KAUR – Tiga pemuda berinisial BU (20), ME (20), warga Desa Padang Binjai Kecamatan Kaur Tetap dan TO (18), warga Desa Jembatan II Kecamatan Kaur Selatan Kabupaten Kaur, terpaksa diamankan di ruang tahanan Mapolres Kaur.

Ketiga pemuda ini diamankan polisi lantaran melakukan pengeroyokan terhadap honorer bernama Al Iqman Nur (29), warga Muara Tetap, dan penganiyaan terhadap Nando Sepda Noprianta (17), warga Desa Sinar Pagi Kecamatan Kaur Selatan, Selasa (21/8).

“Ketiga pelaku ini kita amankan karena terlibat kasus pengeroyokan dan penganiayaan. Untuk dua pelaku BU dan ME itu kasus pengeroyokan, sedangkan TO ini kasus penganiyaan,” kata Kapolres Kaur AKBP Sisman Adi Pranoto SH SIK melalui Kasat Reskrim Iptu Welli Wanto Malau SIK, dirilis tribratanewsbengkulu, kemarin (22/8).

Dikatakan Kasat, untuk kedua pelaku BU dan ME diamankan Selasa (21/8) sekitar pukul 16.00 WIB dikediamannya masing-masing. Kedua pelaku diamankan berdasarkan laporan korban Al Iqman Nur yang sehari-hari bekerja sebagai honorer ini mengaku telah menjadi korban pengeroyokan terhadap kedua pelaku.

Dimana pengeroyokan dialami korban ini terjadi Senin (20/8) sekitar pukul 16.00 WIB di desa Padang Binjai, berawal dari tim pelaku desa Padang Binjai dan tim korban SMP 21 bertanding futsal di Kecamatan Tetap dalam rangka memperingati HUT RI Ke-73, namun selang lima menit pertandingan korban menendang kaki pelaku ME sehingga menyebabkan pelaku terjatuh, lantaran tak terima pelaku ME berdiri langsung mencekik leher dan menendang pinggang korban, dan pada saat itu pelaku BU memegang leher korban dari belakang kemudian lerai para penonton.

Atas kejadian itu korban mengalami luka memar, tak terima atas perbuatan pelaku itu, korban akhirnya melaporkan pelaku ke polisi. Setelah menerima laporan itu polisi langsung mengamankan pelaku. “Untuk penyebab pengeroyokan ini karena tertendang saat main bola futsal, dan saat ini kedua pelaku masih dalam pemeriksaan itensif kita dan jika terbukti akan kita proses dengan hukum yang berlaku,” terang Kasat.

Sementara itu, TO yang masih bersetatus pelajar kelas tiga SMK ini diamanan Polisi lantaran melakukan penganiayaan terhadap rekan sekolahnya Nando Sepda. Penganiyaan ini terjadi Senin (20/8) sekitar pukul 16.00 WIB dilapangan Merdeka Kota Bintuhan.

Kejadian penganiyaan terhadao korban itu bermula dari korban menemui pelaku dengan maksud untuk meminta maaf atas kesalah pahaman diantara keduanya, akan tetapi pelaku tak terima kemudian pelaku langsung meninju kepala dan menendang hidung korban, hingga menyebabkan korban mengalami pendarahan dibagian hidung kepala pusing. Merasa tak terima atas tindakan pelaku korban lalu melapor ke Polres dan selanjutnya pelaku langsung diamankan Polisi.
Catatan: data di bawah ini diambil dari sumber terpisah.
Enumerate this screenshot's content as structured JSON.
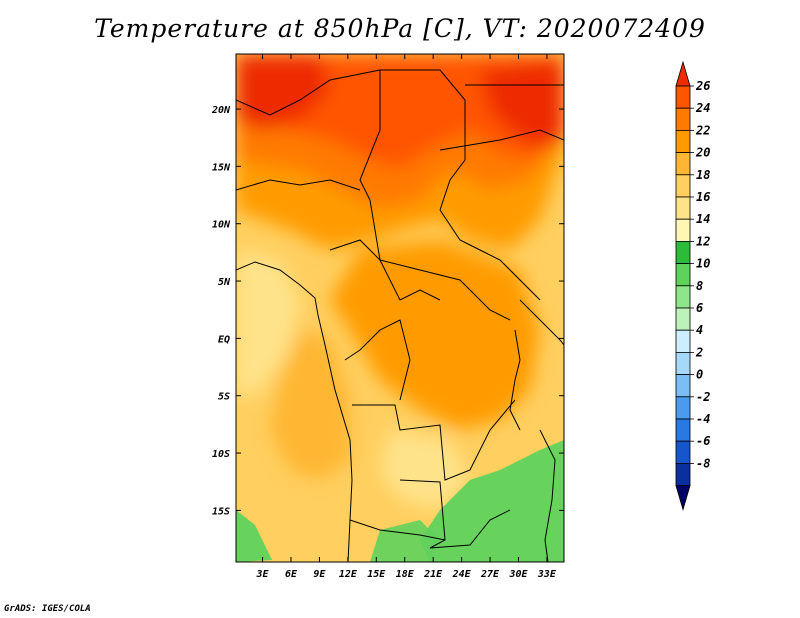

“Untuk permasalahan penganiyaan ini belum tahu pasti gara-gara apa, apa berebut cwek apa bukan, dan pelaku masih dalam pemeriksaan kita. Jika terbukti pelaku terancam pasal 351 KUHP tentang tindak pidana penganiayaan dengan ancaman hukuman 5 tahun penjara,” tegas Kasat.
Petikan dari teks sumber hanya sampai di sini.